Alessiobg voleva delle traduzioni colloquiali e "farsi il mazzo" mi sembra sufficientemente "della strada" senza cadere nel volgare. D'altra parte gli esempi "volgari" (ci sarebbe da aprire una discussione su cosa si intende per volgare nel 2010) di "dale que te pego" sono reali, non è mica colpa mia se si usa così in spagnolo...


----------



## alessiobg

Grazie a tutti ragazzi!! Ora ho davvero l'imbarazzo della scelta! Certo mi rimane il problema del "El caso es que", ma in qualche modo risolvo..non so... Come ha scritto Ursu-lab, la traduzione deve essere colloquiale..il punto è / il fatto è che non mi suona in italiano, non mi sembra adeguato o soddisfacente..Comunque davvero grazie a tutti!!!!Gentilissimi davvero!


----------



## honeyheart

alessiobg said:


> Certo mi rimane il problema del "El caso es que"

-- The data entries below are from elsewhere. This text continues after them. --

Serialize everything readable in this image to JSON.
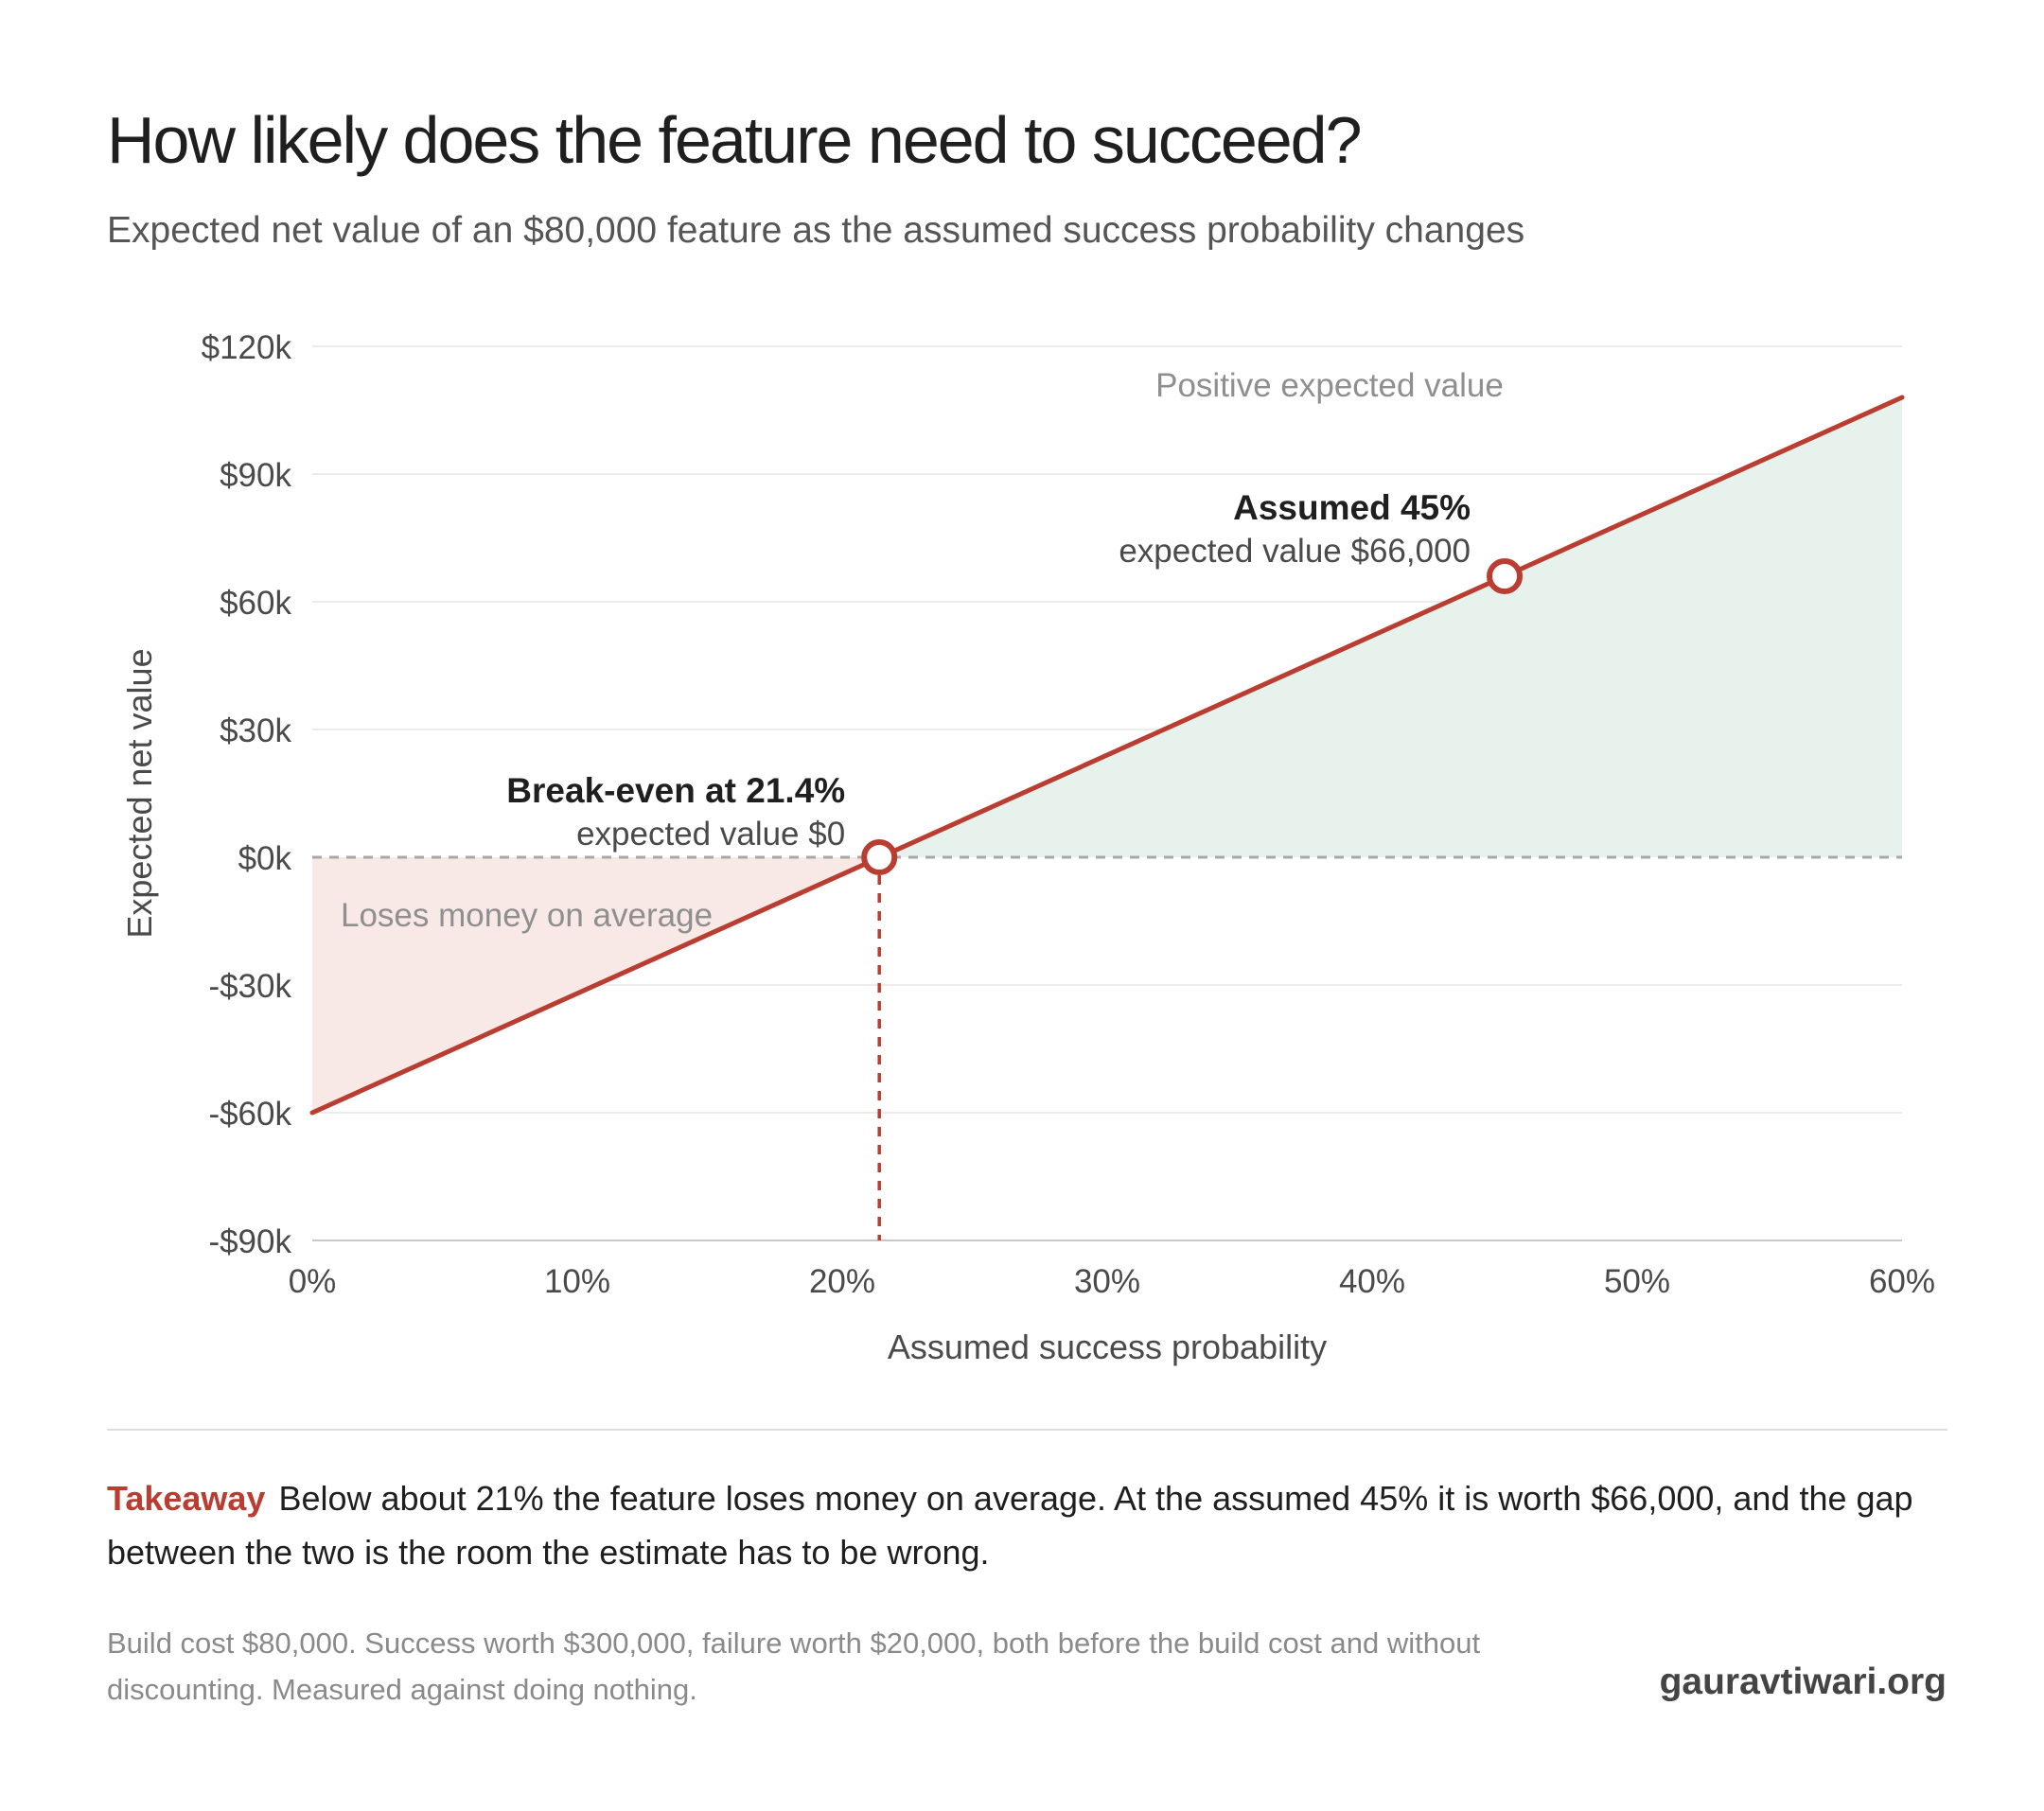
{
  "header": {
    "title": "How likely does the feature need to succeed?",
    "subtitle": "Expected net value of an $80,000 feature as the assumed success probability changes"
  },
  "chart_data": {
    "type": "line",
    "xlabel": "Assumed success probability",
    "ylabel": "Expected net value",
    "xlim": [
      0,
      60
    ],
    "ylim": [
      -90000,
      120000
    ],
    "x_ticks": [
      0,
      10,
      20,
      30,
      40,
      50,
      60
    ],
    "x_tick_labels": [
      "0%",
      "10%",
      "20%",
      "30%",
      "40%",
      "50%",
      "60%"
    ],
    "y_ticks": [
      120000,
      90000,
      60000,
      30000,
      0,
      -30000,
      -60000,
      -90000
    ],
    "y_tick_labels": [
      "$120k",
      "$90k",
      "$60k",
      "$30k",
      "$0k",
      "-$30k",
      "-$60k",
      "-$90k"
    ],
    "grid": true,
    "series": [
      {
        "x": [
          0,
          60
        ],
        "values": [
          -60000,
          108000
        ]
      }
    ],
    "regions": {
      "positive_label": "Positive expected value",
      "negative_label": "Loses money on average"
    },
    "annotations": [
      {
        "x": 21.4,
        "y": 0,
        "title": "Break-even at 21.4%",
        "text": "expected value $0"
      },
      {
        "x": 45,
        "y": 66000,
        "title": "Assumed 45%",
        "text": "expected value $66,000"
      }
    ],
    "colors": {
      "line": "#b93d30",
      "positive_fill": "#e6f2eb",
      "negative_fill": "#f8e8e6",
      "grid": "#ececec",
      "zero_line": "#a8a8a8"
    }
  },
  "takeaway": {
    "label": "Takeaway",
    "text": "Below about 21% the feature loses money on average. At the assumed 45% it is worth $66,000, and the gap between the two is the room the estimate has to be wrong."
  },
  "footnote": "Build cost $80,000. Success worth $300,000, failure worth $20,000, both before the build cost and without discounting. Measured against doing nothing.",
  "brand": "gauravtiwari.org"
}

Para esta otra duda simplemente tenés que abrir otro thread.


----------



## Tomby

honeyheart said:


> Para esta otra duda simplemente tenés que abrir otro thread.


Sì, certo!
Vedi il _thread_: Le regole / Las reglas:
Punto 2. Un tema per ogni discussione.


----------



## rgr

_*Resulta que* había una hormiga.... _


----------



## honeyheart

rgr said:


> _*Resulta que* había una hormiga.... _


Lo que quiere es traducirlo al italiano.


----------



## gatogab

*



El caso es que estaba la hormiga dale que te pego, curranta como era.......
		
Click to expand...

* 
C'era una volta una formica...
Si da il caso di una formica...


Lastimablemente, este agumento debería ser objeto de una hebra suya.


----------



## Elliesa

Potrebbe andar bene ...Senza fermarsi ?


----------



## Blechi

Hola.  Es cierto que si haces algo dale que te pego tú lo haces sin parar, pero dale que te pego indique una insistencia.


----------



## laviniazul

Ciao,
forse conoscere il resto della frase potrebbe aiutare a trovare un equivalente per "dale que te pego". Io tradurrei "el caso es que" come "dunque" (già indicato). 
Un tentativo:
_Forse conoscete già la storia, o vi è familiare. Dunque, la formica, che era una brava lavoratrice, era (come al solito) tutta indaffarata .._


----------



## rgr

honeyheart said:


> Lo que quiere es traducirlo al italiano.


 
Uy si, tenés razón, se me chispotearon los idiomas
Gracias por la corrección y saluditos
rgr


----------